The Drowsy Chaperone – Review by Lauren Rosenay

There Is Nothing Sleepy About “The Drowsy Chaperone”

If you’re looking for a night of true musical theater comedy, you won’t be disappointed by The Drowsy Chaperone at the Goodspeed Opera House, directed by Hunter Foster. Running until November 25th, this play is uniquely told by the narrator and musical theater fanatic, the Man in the Chair (John Scherer), from the audience’s perspective. This is one of the attributes that makes this show stand out from others, having the Man in the Chair experience the show along with the audience. This show is everything one can ask for in a musical with exciting dance numbers, catchy songs, a lot of heart and energy, and slapstick and situational comedy.

The Drowsy Chaperone, simply put, is a sitcom gone berserk. The plot revolves around the upcoming wedding of Janet Van de Groff (Stephanie Rothenberg) and Robert
Martin (Clyde Alves). With the wedding on its way, everyone has a job to ensure a successful event. However, through miscommunications, a blindfolded groom on roller skates, a Latin lover on the loose, a bride impersonating a French woman, an angry producer who doesn’t want to lose the star of his show, and a drowsy chaperone who can’t operate soberly during the prohibition, things manage to go awry in some very unexpected and hysterical ways.

Foster, the director, is very successful in portraying each character in his or her own distinct light. Each actor has a trait that is highlighted to make himself or herself unique. Kitty (Ruth Pferdehirt), the producer’s girlfriend who tries to become the new starlet of his show, is the stereotypical ditzy blonde with a huge personality. She constantly has her mouth wide-open with a huge grin, no matter what her emotion is. Aldolpho (John Rapson), as the womanizing Casanova, never loses the strong and over-exaggerated accent nor his playboy persona. The Drowsy Chaperone (Jennifer Allen), whose job is to keep the bride from seeing the groom before the nuptials, is always drunk or wanting to be drunk.

The gangsters (Blakely Slaybaugh and Parker Slaybaugh), have impeccable and precise comedic timing that really sells their slapstick bits.
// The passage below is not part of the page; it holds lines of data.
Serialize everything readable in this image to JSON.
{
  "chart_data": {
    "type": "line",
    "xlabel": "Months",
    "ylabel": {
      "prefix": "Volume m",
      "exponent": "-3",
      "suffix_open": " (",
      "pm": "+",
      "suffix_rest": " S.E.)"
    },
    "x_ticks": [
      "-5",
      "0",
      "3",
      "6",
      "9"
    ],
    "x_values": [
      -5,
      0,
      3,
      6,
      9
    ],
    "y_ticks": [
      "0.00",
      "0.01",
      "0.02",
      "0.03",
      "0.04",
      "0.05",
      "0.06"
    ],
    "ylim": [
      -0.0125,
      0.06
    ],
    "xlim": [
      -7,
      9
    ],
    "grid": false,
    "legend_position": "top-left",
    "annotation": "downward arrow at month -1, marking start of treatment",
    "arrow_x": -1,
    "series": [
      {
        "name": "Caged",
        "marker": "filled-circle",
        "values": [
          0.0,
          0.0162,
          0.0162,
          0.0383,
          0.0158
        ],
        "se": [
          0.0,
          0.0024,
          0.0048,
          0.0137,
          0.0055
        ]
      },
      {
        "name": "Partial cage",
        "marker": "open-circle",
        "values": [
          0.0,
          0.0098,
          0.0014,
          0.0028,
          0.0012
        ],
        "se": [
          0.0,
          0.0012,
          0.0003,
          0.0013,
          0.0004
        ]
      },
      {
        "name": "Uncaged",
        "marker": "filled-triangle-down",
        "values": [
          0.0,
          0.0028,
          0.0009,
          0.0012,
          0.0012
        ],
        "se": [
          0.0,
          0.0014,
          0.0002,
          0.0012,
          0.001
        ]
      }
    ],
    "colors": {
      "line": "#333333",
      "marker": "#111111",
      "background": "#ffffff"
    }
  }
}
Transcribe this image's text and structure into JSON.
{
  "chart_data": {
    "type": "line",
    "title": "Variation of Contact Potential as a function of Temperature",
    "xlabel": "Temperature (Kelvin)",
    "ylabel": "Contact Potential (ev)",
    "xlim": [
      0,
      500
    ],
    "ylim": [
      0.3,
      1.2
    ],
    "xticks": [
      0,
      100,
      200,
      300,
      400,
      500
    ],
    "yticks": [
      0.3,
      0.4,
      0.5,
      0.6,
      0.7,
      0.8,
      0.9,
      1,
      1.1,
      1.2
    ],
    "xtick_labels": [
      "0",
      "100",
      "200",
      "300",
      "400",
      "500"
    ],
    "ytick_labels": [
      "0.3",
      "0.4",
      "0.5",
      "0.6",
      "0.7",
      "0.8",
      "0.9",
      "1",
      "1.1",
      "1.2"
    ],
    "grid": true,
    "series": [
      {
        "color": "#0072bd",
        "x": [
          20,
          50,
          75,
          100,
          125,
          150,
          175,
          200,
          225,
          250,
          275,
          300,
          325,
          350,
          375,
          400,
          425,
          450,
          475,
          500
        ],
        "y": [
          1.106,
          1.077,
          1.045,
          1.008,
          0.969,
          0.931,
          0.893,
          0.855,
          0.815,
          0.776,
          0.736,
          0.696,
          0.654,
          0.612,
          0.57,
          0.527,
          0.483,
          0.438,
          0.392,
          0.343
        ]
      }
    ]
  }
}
Everything that the gangers do is well- synchronized, from the way that they walk, to the rhythmic timing of how they turn their heads, to the way their words and movements are so intertwined. Their song “Toledo Surprise” truly showcases these two actor’s talents, and it is one of the highlights of the production.
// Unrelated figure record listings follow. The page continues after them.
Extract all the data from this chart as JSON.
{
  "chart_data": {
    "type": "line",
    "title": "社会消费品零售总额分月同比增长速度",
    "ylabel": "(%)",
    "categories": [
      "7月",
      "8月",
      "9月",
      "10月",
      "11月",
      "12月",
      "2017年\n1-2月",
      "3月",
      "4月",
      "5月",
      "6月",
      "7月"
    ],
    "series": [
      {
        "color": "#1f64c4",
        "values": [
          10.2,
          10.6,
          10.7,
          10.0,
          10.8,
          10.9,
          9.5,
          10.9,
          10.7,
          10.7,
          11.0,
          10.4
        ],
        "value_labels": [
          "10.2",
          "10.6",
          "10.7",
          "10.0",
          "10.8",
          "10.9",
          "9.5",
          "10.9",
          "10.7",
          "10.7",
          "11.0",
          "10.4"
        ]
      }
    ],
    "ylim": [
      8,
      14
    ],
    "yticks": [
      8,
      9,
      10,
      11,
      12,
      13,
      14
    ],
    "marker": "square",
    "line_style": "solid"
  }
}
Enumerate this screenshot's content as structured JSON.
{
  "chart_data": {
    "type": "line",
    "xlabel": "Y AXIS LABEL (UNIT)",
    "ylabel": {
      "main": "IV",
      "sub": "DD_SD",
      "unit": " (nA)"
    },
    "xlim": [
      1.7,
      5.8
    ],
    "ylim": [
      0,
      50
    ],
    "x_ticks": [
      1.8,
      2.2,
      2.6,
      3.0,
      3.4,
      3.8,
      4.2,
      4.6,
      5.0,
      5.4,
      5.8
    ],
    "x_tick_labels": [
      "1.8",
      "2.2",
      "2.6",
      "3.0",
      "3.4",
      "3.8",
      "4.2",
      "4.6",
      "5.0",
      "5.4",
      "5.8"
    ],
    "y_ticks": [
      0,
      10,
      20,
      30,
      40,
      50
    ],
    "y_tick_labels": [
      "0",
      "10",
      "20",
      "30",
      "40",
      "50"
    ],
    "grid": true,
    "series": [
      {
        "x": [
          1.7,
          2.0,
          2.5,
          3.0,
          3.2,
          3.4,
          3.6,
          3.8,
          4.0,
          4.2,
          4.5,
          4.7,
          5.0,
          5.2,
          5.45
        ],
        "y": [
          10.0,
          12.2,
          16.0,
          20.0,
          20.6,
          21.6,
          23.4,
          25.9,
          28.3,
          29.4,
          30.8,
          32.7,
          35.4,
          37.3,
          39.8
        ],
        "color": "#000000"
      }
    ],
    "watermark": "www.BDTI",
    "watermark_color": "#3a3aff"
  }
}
One of the other stand-out numbers of the show is definitely the fabulous tap dance from Clyde Alves, portraying Robert, and Tim Falter, playing George. This is an extremely impressive piece that continues to build and build. The energy that these two bring to the dance is nothing short of explosive. Applause to choreographer Chris Bailey for this memorable moment.

Howard Jones, Scenic Designer, really transforms Goodspeed’s stage. There are moving set pieces that flow so as to make the setting changes seamless. It is a delight to see the almost life-size front of an airplane, recognized by theater goers as the most identifiable set piece to this musical. Kirk Bookman does a marvelous job on lights, really capturing the focus and mood of the scenes. Gregg Barnes completely succeeds in his costume designs. Especially impressive is Janet Van de Groff’s quick change onstage during her number, “Show Off.” Additionally, Mark Adam Rampmeyer is spot-on with his realistic wigs and hair design. Music Direction by Michael O’Flaherty scores with beautiful harmonies.

I definitely recommend seeing this musical and am confident that you’ll be entertained. There is nothing sleepy about The Drowsy Chaperone.